Handlung (Wikipedia)

Der junge US-Amerikaner Johnny Farrell gewinnt beim Würfelspiel im Hafen von Buenos Aires durch Betrug eine größere Summe Geld. Als ihn daraufhin ein Dieb angreift, taucht ein mysteriöser wohlhabender Mann mit einem Messer auf, das aus seinem Gehstock hervorspringt, und rettet Johnny das Leben. Der Unbekannte stellt sich ihm als Ballin Mundson vor und rät ihm davon ab, seine Betrügereien in einem bestimmten Spielcasino fortzusetzen. Johnny ignoriert seinen Rat und taucht im Casino auf. Als er beim Black Jack des Falschspielens überführt wird, bringt man ihn zum Besitzer des Casinos, der sich als Ballin Mundson herausstellt. Johnny überredet Ballin, ihn einzustellen, und erweist sich schnell als zuverlässiger Vertrauensmann seines neuen Chefs. Beide haben ähnlich pessimistische Weltanschauungen, vor allem was Frauen betrifft, weshalb sich zwischen ihnen auch eine Männerfreundschaft entwickelt.

Als Ballin von einer Geschäftsreise überraschend als frischgebackener Ehemann zurückkehrt, ist Johnny erstaunt, die attraktive Gilda zu sehen, die ihm Ballin als seine Ehefrau vorstellt. Es handelt sich um dieselbe Frau, mit der Johnny einst eine leidenschaftliche Liebesbeziehung führte, deren Scheitern ihn veranlasste, nach Südamerika zu gehen. Sowohl er als auch Gilda bemühen sich, vor Ballin den Schein zu wahren, einander nicht zu kennen. Hinter der gespielten Gleichgültigkeit füreinander kochen jedoch die Gefühle der beiden schnell wieder hoch, besonders als Ballin Johnny damit beauftragt, auf Gilda aufzupassen. Aus altem Groll, aber auch aus Loyalität zu Ballin vermeidet Johnny in der Folge jedwede Intimität mit Gilda. Gekränkt durch seine Zurückweisung, genießt es Gilda, ihn mit anderen Männern eifersüchtig zu machen. Da Johnny von Gildas vermeintlicher Treulosigkeit gegenüber Ballin überzeugt ist, verwandeln sich seine ohnehin schon zwiespältigen Gefühle für sie zunehmend in Hass. Lediglich der Casinoangestellte Onkel Pio weiß die emotionsgeladene Situation zu durchschauen und als Außenstehender richtig zu deuten.

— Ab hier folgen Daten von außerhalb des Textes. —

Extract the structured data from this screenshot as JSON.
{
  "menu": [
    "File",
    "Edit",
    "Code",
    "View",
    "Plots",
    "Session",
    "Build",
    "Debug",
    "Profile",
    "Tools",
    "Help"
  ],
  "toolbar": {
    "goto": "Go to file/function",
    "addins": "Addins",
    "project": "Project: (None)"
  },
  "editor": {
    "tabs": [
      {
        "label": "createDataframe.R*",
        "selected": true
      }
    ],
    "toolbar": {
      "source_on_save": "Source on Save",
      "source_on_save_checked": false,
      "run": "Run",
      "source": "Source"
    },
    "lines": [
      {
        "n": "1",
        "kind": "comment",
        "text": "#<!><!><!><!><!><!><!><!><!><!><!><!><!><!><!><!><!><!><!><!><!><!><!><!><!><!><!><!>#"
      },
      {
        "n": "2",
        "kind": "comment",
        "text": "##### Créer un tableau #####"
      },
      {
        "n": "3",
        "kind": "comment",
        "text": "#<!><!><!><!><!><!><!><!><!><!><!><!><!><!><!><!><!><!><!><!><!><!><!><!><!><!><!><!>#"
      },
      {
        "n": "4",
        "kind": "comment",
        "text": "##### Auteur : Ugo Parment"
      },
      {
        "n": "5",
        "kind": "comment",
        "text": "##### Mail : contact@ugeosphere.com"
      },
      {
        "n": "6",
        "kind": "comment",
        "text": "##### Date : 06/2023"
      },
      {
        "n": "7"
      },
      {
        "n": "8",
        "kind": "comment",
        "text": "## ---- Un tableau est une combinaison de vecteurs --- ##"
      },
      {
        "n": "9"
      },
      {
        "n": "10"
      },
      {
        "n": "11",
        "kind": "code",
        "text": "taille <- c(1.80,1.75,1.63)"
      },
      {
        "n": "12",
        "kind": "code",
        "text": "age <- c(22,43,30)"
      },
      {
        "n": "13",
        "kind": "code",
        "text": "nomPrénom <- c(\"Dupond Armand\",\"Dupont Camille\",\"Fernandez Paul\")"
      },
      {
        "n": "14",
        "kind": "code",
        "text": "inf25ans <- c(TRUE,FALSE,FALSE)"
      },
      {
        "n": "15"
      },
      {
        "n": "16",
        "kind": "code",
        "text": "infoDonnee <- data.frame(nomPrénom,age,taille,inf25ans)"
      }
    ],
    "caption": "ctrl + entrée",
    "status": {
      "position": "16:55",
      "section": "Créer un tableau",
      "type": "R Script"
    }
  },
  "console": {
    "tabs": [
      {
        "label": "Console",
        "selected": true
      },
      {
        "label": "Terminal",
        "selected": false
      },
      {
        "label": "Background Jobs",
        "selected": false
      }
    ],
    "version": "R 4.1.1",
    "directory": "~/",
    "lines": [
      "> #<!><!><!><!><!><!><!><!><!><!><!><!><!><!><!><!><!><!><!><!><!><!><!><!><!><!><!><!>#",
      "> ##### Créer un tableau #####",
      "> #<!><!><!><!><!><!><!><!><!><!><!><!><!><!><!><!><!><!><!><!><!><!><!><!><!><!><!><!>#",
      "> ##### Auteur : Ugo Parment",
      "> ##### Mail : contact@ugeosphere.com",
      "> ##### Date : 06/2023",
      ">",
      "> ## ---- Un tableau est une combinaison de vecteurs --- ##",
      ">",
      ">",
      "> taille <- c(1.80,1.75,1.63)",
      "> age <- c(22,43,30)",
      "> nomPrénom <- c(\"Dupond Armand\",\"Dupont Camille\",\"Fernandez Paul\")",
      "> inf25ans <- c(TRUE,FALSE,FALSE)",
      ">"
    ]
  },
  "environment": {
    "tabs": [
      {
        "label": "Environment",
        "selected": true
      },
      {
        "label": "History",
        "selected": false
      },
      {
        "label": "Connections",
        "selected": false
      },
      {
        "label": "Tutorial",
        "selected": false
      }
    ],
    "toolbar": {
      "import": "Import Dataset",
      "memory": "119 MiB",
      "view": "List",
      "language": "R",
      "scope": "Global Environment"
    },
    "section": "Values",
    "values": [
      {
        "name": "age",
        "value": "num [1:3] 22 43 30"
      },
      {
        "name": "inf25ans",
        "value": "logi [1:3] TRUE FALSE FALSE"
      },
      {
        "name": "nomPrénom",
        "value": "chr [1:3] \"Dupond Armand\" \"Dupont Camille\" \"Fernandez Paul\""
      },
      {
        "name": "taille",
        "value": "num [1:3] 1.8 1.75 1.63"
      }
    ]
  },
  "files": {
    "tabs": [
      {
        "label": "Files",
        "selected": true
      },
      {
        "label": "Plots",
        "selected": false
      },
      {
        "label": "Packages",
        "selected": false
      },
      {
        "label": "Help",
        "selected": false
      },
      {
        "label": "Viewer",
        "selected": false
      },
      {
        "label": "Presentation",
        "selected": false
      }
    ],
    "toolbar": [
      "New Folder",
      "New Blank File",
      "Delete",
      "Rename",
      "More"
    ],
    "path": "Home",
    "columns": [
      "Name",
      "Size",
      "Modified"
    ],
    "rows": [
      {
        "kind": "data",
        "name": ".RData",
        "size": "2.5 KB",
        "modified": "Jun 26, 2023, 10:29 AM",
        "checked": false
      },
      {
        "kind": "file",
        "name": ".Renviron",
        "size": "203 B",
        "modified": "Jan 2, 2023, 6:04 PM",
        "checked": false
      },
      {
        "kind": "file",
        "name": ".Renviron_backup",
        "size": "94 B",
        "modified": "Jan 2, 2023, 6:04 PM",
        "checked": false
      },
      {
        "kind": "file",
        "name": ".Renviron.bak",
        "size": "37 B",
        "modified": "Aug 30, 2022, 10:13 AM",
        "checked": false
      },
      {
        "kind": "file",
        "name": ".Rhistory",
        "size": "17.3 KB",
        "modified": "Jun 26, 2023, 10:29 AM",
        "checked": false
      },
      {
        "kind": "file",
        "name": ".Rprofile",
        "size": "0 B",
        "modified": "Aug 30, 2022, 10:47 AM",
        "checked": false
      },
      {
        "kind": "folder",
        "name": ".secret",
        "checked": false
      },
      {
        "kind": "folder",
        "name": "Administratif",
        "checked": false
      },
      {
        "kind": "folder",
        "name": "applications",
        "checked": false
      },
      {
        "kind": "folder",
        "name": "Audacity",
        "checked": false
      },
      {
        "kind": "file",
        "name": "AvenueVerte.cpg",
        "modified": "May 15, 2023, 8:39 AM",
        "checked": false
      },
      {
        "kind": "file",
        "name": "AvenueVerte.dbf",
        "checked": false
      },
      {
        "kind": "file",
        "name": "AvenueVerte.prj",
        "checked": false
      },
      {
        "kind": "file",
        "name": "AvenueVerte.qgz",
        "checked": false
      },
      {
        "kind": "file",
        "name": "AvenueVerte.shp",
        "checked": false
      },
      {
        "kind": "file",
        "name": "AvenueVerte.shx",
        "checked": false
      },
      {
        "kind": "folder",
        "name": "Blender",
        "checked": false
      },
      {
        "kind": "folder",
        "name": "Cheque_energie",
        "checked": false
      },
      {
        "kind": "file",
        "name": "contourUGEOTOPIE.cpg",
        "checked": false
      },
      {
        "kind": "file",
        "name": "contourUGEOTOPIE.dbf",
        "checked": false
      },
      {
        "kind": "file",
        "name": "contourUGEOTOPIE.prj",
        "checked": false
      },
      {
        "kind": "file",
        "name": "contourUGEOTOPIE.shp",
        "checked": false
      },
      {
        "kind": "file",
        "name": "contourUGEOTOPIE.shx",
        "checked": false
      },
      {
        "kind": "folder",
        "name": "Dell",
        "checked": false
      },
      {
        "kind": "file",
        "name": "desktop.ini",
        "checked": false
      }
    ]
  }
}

Ballin, der insgeheim mit einer zwielichtigen deutschen Organisation in ein internationales Kartell für Wolframschmuggel verwickelt ist, gerät derweil unter Druck. Der Regierungsbeamte Detective Maurice Obregon ist ihm und zwei deutschen Geschäftsmännern bereits auf der Spur und hält sich zu diesem Zweck häufig an den Spieltischen auf. Als sich die beiden Deutschen von Ballin um das Kartell betrogen sehen, tötet Ballin einen von ihnen und sieht sich gezwungen, zu fliehen. Er kehrt nach Hause zurück und findet Johnny und Gilda im Schlafzimmer vor, die sich nach einer erneuten feindseligen Auseinandersetzung küssend in den Armen liegen. Ballin verlässt umgehend das Haus und täuscht daraufhin mit einem Flugzeugabsturz seinen Selbstmord vor. Da er in seinem Testament festgelegt hat, dass Gilda sein Vermögen und mehrere Wolframpatente erben soll, beschließt Johnny, Gilda zur Frau zu nehmen. Nun, da sie den Mann heiraten wird, den sie wirklich liebt, blickt Gilda hoffnungsvoll in die gemeinsame Zukunft. Johnny kann ihr jedoch nicht ihre scheinbare Untreue verzeihen und will sie bestrafen, indem er sie wie in einem Käfig gefangen hält und sie weder besucht noch ausgehen lässt.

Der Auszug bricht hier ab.